My relationship with food and how it has changed

Written by Amy Bridges

“You would be so pretty if you just lost weight,” was a sentence I heard a lot, as early as 6. My relationship with food has always been complicated, food was my comfort and how I showed or thought of love and my enemy all at the same time. I always worried about my weight because everyone else was making it apparent. I wasn’t an obese child but I was on the chunkier side and it was always pointed out.

               My relationship with food was mostly comfort so when someone would make a comment or tell me I needed to go on a diet (yes at 6), I would comfort eat. My grandmother used to put so much love into her food and so I associated food with comfort and love (and still do). So, I would be comforted with something as simple as toast with butter because of my memories of her putting love into everything she made.

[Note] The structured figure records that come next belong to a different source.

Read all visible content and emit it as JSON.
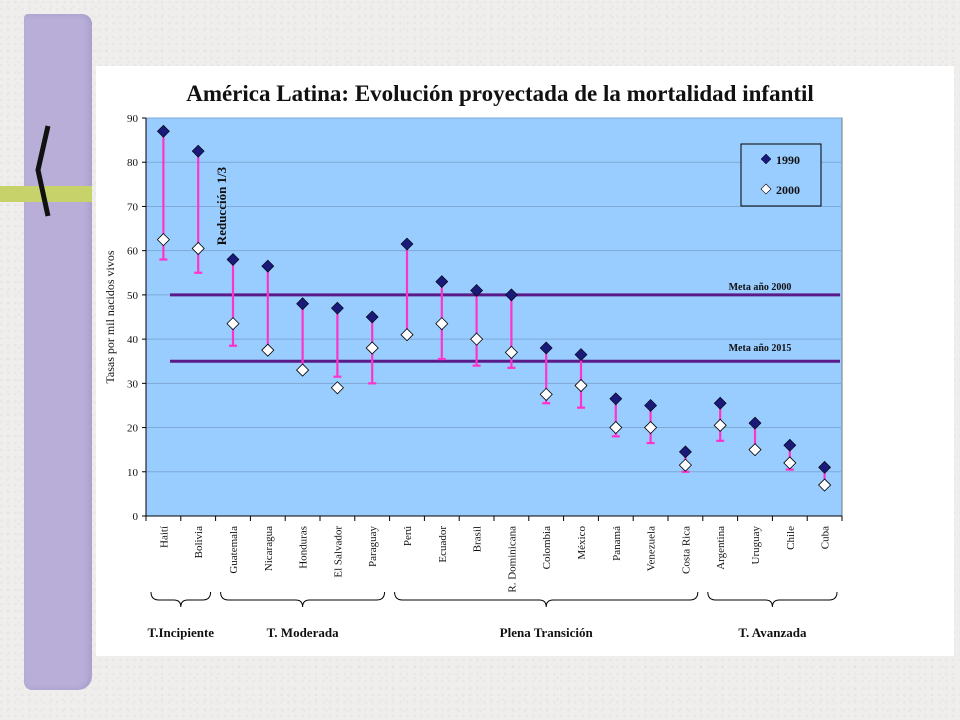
{
  "slide": {
    "colors": {
      "background": "#efeeec",
      "side_band": "#b8aed8",
      "side_stripe": "#c8d26a",
      "plot_area": "#99ccff",
      "marker_1990": "#1a1a7a",
      "marker_2000": "#ffffff",
      "range_line": "#ff33cc",
      "target_line": "#5a1a8a"
    }
  },
  "chart_data": {
    "type": "scatter",
    "title": "América Latina: Evolución proyectada de la mortalidad infantil",
    "ylabel": "Tasas por mil nacidos vivos",
    "ylim": [
      0,
      90
    ],
    "yticks": [
      "0",
      "10",
      "20",
      "30",
      "40",
      "50",
      "60",
      "70",
      "80",
      "90"
    ],
    "categories": [
      "Haití",
      "Bolivia",
      "Guatemala",
      "Nicaragua",
      "Honduras",
      "El Salvador",
      "Paraguay",
      "Perú",
      "Ecuador",
      "Brasil",
      "R. Dominicana",
      "Colombia",
      "México",
      "Panamá",
      "Venezuela",
      "Costa Rica",
      "Argentina",
      "Uruguay",
      "Chile",
      "Cuba"
    ],
    "series": [
      {
        "name": "1990",
        "values": [
          87,
          82.5,
          58,
          56.5,
          48,
          47,
          45,
          61.5,
          53,
          51,
          50,
          38,
          36.5,
          26.5,
          25,
          14.5,
          25.5,
          21,
          16,
          11
        ]
      },
      {
        "name": "2000",
        "values": [
          62.5,
          60.5,
          43.5,
          37.5,
          33,
          29,
          38,
          41,
          43.5,
          40,
          37,
          27.5,
          29.5,
          20,
          20,
          11.5,
          20.5,
          15,
          12,
          7
        ]
      }
    ],
    "range_low": [
      58,
      55,
      38.5,
      null,
      null,
      31.5,
      30,
      null,
      35.5,
      34,
      33.5,
      25.5,
      24.5,
      18,
      16.5,
      10,
      17,
      null,
      10.5,
      null
    ],
    "targets": [
      {
        "label": "Meta año 2000",
        "value": 50
      },
      {
        "label": "Meta año 2015",
        "value": 35
      }
    ],
    "annotation": "Reducción 1/3",
    "groups": [
      {
        "label": "T.Incipiente",
        "from": 0,
        "to": 1
      },
      {
        "label": "T. Moderada",
        "from": 2,
        "to": 6
      },
      {
        "label": "Plena Transición",
        "from": 7,
        "to": 15
      },
      {
        "label": "T. Avanzada",
        "from": 16,
        "to": 19
      }
    ],
    "legend_position": "top-right",
    "grid": true
  }
}
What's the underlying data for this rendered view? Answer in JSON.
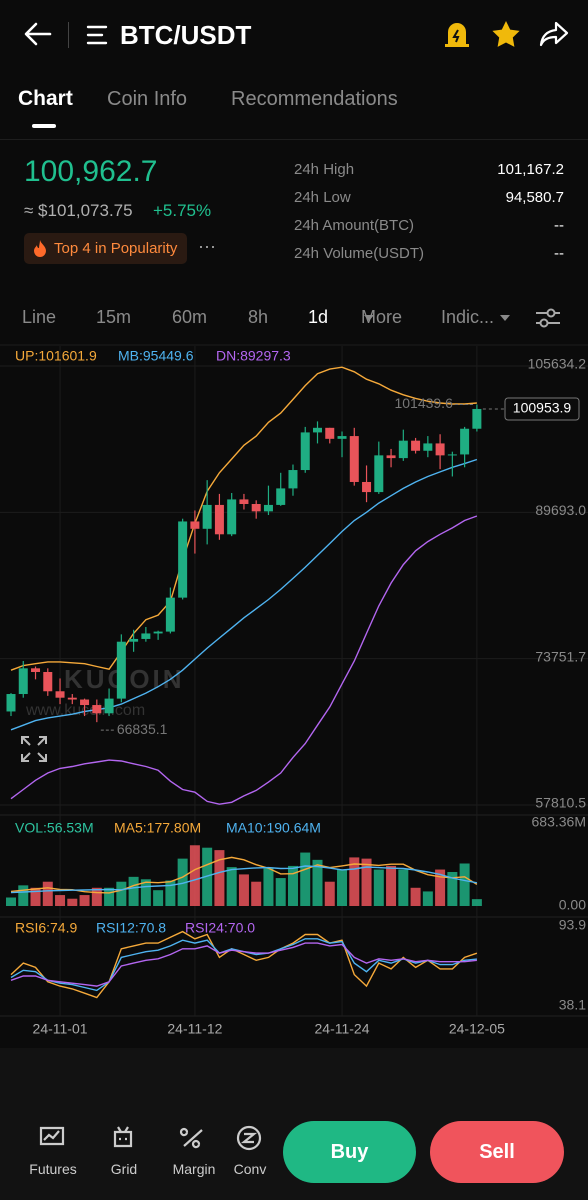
{
  "ui": {
    "header": {
      "pair": "BTC/USDT"
    },
    "tabs": [
      "Chart",
      "Coin Info",
      "Recommendations"
    ],
    "price": {
      "last": "100,962.7",
      "usd": "≈ $101,073.75",
      "change": "+5.75%",
      "badge": "Top 4 in Popularity"
    },
    "stats": [
      {
        "label": "24h High",
        "value": "101,167.2"
      },
      {
        "label": "24h Low",
        "value": "94,580.7"
      },
      {
        "label": "24h Amount(BTC)",
        "value": "--"
      },
      {
        "label": "24h Volume(USDT)",
        "value": "--"
      }
    ],
    "intervals": [
      "Line",
      "15m",
      "60m",
      "8h",
      "1d",
      "More",
      "Indic..."
    ],
    "watermark": {
      "logo": "KUCOIN",
      "url": "www.kucoin.com"
    },
    "nav": [
      "Futures",
      "Grid",
      "Margin",
      "Conv"
    ],
    "buttons": {
      "buy": "Buy",
      "sell": "Sell"
    }
  },
  "chart_data": [
    {
      "type": "candlestick",
      "categories": [
        null,
        null,
        null,
        null,
        "24-11-01",
        null,
        null,
        null,
        null,
        null,
        null,
        null,
        null,
        null,
        null,
        "24-11-12",
        null,
        null,
        null,
        null,
        null,
        null,
        null,
        null,
        null,
        null,
        null,
        "24-11-24",
        null,
        null,
        null,
        null,
        null,
        null,
        null,
        null,
        null,
        null,
        "24-12-05"
      ],
      "open": [
        68000,
        69900,
        72700,
        72300,
        70200,
        69500,
        69300,
        68700,
        67800,
        69400,
        75600,
        75900,
        76500,
        76700,
        80400,
        88700,
        87900,
        90500,
        87300,
        91100,
        90600,
        89800,
        90500,
        92300,
        94300,
        98400,
        98900,
        97700,
        98000,
        93000,
        91900,
        95900,
        95600,
        97500,
        96400,
        97200,
        95900,
        96000,
        98800
      ],
      "high": [
        70000,
        73500,
        72900,
        72700,
        71600,
        69900,
        69400,
        69300,
        70500,
        76400,
        76900,
        77200,
        76800,
        81500,
        89000,
        89900,
        93200,
        91700,
        91800,
        91700,
        91000,
        92600,
        94000,
        94900,
        99000,
        99600,
        98900,
        98500,
        98900,
        94800,
        97400,
        96600,
        98700,
        97800,
        98000,
        98200,
        96300,
        99000,
        101439.6
      ],
      "low": [
        67500,
        69500,
        71500,
        69700,
        68800,
        68800,
        67500,
        66835.1,
        67500,
        69000,
        74500,
        75600,
        75800,
        76500,
        80200,
        85200,
        86200,
        86700,
        87100,
        90000,
        89000,
        89400,
        90400,
        91500,
        94000,
        97200,
        97200,
        95700,
        92600,
        90800,
        91700,
        94600,
        95300,
        96100,
        95700,
        94400,
        93600,
        94600,
        98500
      ],
      "close": [
        69900,
        72700,
        72300,
        70200,
        69500,
        69300,
        68700,
        67800,
        69400,
        75600,
        75900,
        76500,
        76700,
        80400,
        88700,
        87900,
        90500,
        87300,
        91100,
        90600,
        89800,
        90500,
        92300,
        94300,
        98400,
        98900,
        97700,
        98000,
        93000,
        91900,
        95900,
        95600,
        97500,
        96400,
        97200,
        95900,
        96000,
        98800,
        100953.9
      ],
      "up_color": "#1fae83",
      "down_color": "#e9545a",
      "series": [
        {
          "name": "UP:101601.9",
          "color": "#f5a93a",
          "values": [
            72500,
            73000,
            73200,
            73400,
            73400,
            73300,
            73200,
            72900,
            72600,
            74500,
            76500,
            78000,
            78500,
            80000,
            84500,
            88500,
            92000,
            94000,
            95500,
            97000,
            98000,
            99500,
            100500,
            102000,
            103500,
            104800,
            105300,
            105500,
            105000,
            104200,
            103700,
            103000,
            102500,
            102100,
            101800,
            101600,
            101500,
            101500,
            101601.9
          ]
        },
        {
          "name": "MB:95449.6",
          "color": "#4fb3f0",
          "values": [
            66000,
            66500,
            67000,
            67300,
            67500,
            67700,
            68000,
            68200,
            68400,
            68800,
            69400,
            70000,
            70700,
            71500,
            72500,
            73700,
            74900,
            76000,
            77100,
            78200,
            79200,
            80200,
            81300,
            82500,
            83700,
            85000,
            86300,
            87600,
            88800,
            89700,
            90700,
            91500,
            92300,
            93000,
            93600,
            94100,
            94600,
            95000,
            95449.6
          ]
        },
        {
          "name": "DN:89297.3",
          "color": "#b366f0",
          "values": [
            58500,
            59500,
            60500,
            61300,
            61800,
            62000,
            62300,
            62500,
            62700,
            62600,
            62300,
            62000,
            61600,
            60400,
            59500,
            59200,
            58200,
            57900,
            58100,
            58800,
            59400,
            60300,
            61300,
            63000,
            64500,
            66500,
            68500,
            71000,
            73500,
            76500,
            79500,
            82000,
            84000,
            85500,
            86500,
            87300,
            88000,
            88800,
            89297.3
          ]
        }
      ],
      "ylim": [
        57810.5,
        105634.2
      ],
      "yticks": [
        105634.2,
        {
          "value": 89693.0,
          "label": "89693.0"
        },
        73751.7,
        57810.5
      ],
      "high_marker": 101439.6,
      "low_marker": 66835.1,
      "last_price": 100953.9,
      "grid": true
    },
    {
      "type": "bar",
      "legend": "VOL:56.53M",
      "legend_color": "#2ec4a0",
      "values": [
        70,
        170,
        150,
        200,
        90,
        60,
        90,
        150,
        150,
        200,
        240,
        220,
        130,
        210,
        390,
        500,
        480,
        460,
        320,
        260,
        200,
        310,
        230,
        330,
        440,
        380,
        200,
        300,
        400,
        390,
        300,
        330,
        300,
        150,
        120,
        300,
        280,
        350,
        56.53
      ],
      "series": [
        {
          "name": "MA5:177.80M",
          "color": "#f5a93a",
          "values": [
            120,
            130,
            140,
            150,
            136,
            134,
            118,
            110,
            108,
            130,
            168,
            196,
            192,
            200,
            238,
            300,
            340,
            380,
            400,
            380,
            340,
            310,
            264,
            266,
            302,
            338,
            316,
            330,
            346,
            342,
            334,
            344,
            344,
            294,
            258,
            240,
            232,
            240,
            177.8
          ]
        },
        {
          "name": "MA10:190.64M",
          "color": "#4fb3f0",
          "values": [
            110,
            115,
            120,
            125,
            128,
            130,
            132,
            134,
            136,
            133,
            150,
            160,
            165,
            170,
            187,
            216,
            246,
            277,
            300,
            307,
            314,
            316,
            309,
            310,
            329,
            324,
            313,
            297,
            305,
            321,
            316,
            311,
            309,
            296,
            280,
            260,
            230,
            210,
            190.64
          ]
        }
      ],
      "ylim": [
        0,
        683.36
      ],
      "yticks": [
        {
          "value": 683.36,
          "label": "683.36M"
        },
        {
          "value": 0,
          "label": "0.00"
        }
      ]
    },
    {
      "type": "line",
      "series": [
        {
          "name": "RSI6:74.9",
          "color": "#f5a93a",
          "values": [
            60,
            68,
            65,
            55,
            52,
            50,
            47,
            44,
            55,
            78,
            80,
            82,
            82,
            86,
            90,
            85,
            88,
            72,
            78,
            74,
            70,
            72,
            78,
            82,
            88,
            88,
            82,
            84,
            60,
            52,
            68,
            64,
            72,
            65,
            70,
            64,
            64,
            72,
            74.9
          ]
        },
        {
          "name": "RSI12:70.8",
          "color": "#4fb3f0",
          "values": [
            58,
            63,
            62,
            56,
            54,
            53,
            51,
            49,
            55,
            72,
            74,
            76,
            77,
            80,
            84,
            82,
            84,
            75,
            78,
            76,
            74,
            75,
            78,
            81,
            85,
            85,
            82,
            83,
            68,
            62,
            70,
            68,
            71,
            68,
            70,
            67,
            67,
            70,
            70.8
          ]
        },
        {
          "name": "RSI24:70.0",
          "color": "#b366f0",
          "values": [
            56,
            59,
            59,
            56,
            55,
            54,
            53,
            52,
            55,
            66,
            68,
            70,
            71,
            74,
            78,
            78,
            80,
            75,
            77,
            76,
            75,
            75,
            77,
            79,
            82,
            82,
            80,
            81,
            72,
            68,
            71,
            70,
            71,
            69,
            70,
            69,
            69,
            69,
            70.0
          ]
        }
      ],
      "ylim": [
        38.1,
        93.9
      ],
      "yticks": [
        93.9,
        38.1
      ]
    }
  ]
}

               When I was in the second grade a friend of mine taught me that if I just ate a couple of crackers a day it would stop my stomach from hurting but I would lose weight. I saw results within the first week and this is where my relationship with food got complicated. I would slowly lower the portions of food I was eating and there would be days when literally all I ate was a couple of saltine crackers. This continued off and on into high school and into my 20’s. I would eat just crackers and lose some weight, something would happen to trigger me and I would need comfort so I ate and then the vicious cycle would happen again.

               I continued on this cycle and all anyone noticed was that I was looking great and losing the weight, and that was all that seemed to matter. So, I continued. As I got older, I forgot about the crackers and just didn’t eat. Although I think my grandmother figured it out at some point because no matter if I had told her I had just eaten or not she would make sure I would eat again anyways. She also wouldn’t leave the room until I ate making sure I didn’t hide it anywhere.

               As I got older clothes were a big trigger. As puberty hit and my body changed and I fluctuated in weight clothes didn’t fit right and would trigger me into not eating to fix the problem. As a teenager alcohol got added to the mix. This is where I learned that the crackers were necessary. I was at a friend’s house and while on a bad week and not having eaten anything in two days I started drinking. Needless to say, they found out really quick what was happening and forced me to eat. After that they made sure that they made something I liked so they knew I would eat it. From then on they were very aware of what I was and wasn’t eating.

               Through some hard conversations and having to learn to love myself I have slowly changed my outlook on my body at the age of 33. While I still have bad days, they are far from as bad as they were. I started with telling myself one thing I liked about myself and then it moved to two things and so on, and while it was gradual it worked. I also realized that it was the clothes and not me that were the problem. Now that I have stopped judging the number on the tag and just looking at clothes that fit, I feel a lot better about myself. I am also triggered a lot less by a pair of pants that shrunk in the wash.

               One big change I made that helped my relationship with food is to change how I see it. Food is no longer the thing that makes me gain or lose weight it is a moment of enjoyment. I have taken the feelings of love and care my grandmother left me with when it comes to food and made it my view. Now I will only eat things that I enjoy, while it can be a bit difficult at some points it means I will eat it. I have certain foods that are comfort but I have learned that it is okay and moderation is okay. As I continue to struggle with what I know now was a mix of anorexia and binging at the same time I am getting better. I am still fluctuating in weight but I am happy with either direction it lands. I have found happiness in my still chunkier size but I have learned it doesn’t define who I am and if society doesn’t like it well that’s their problem not mine. I no longer starve myself but I still have bad days and still have the urge to. But I just keep telling myself that it is progress and not perfection that I am striving towards.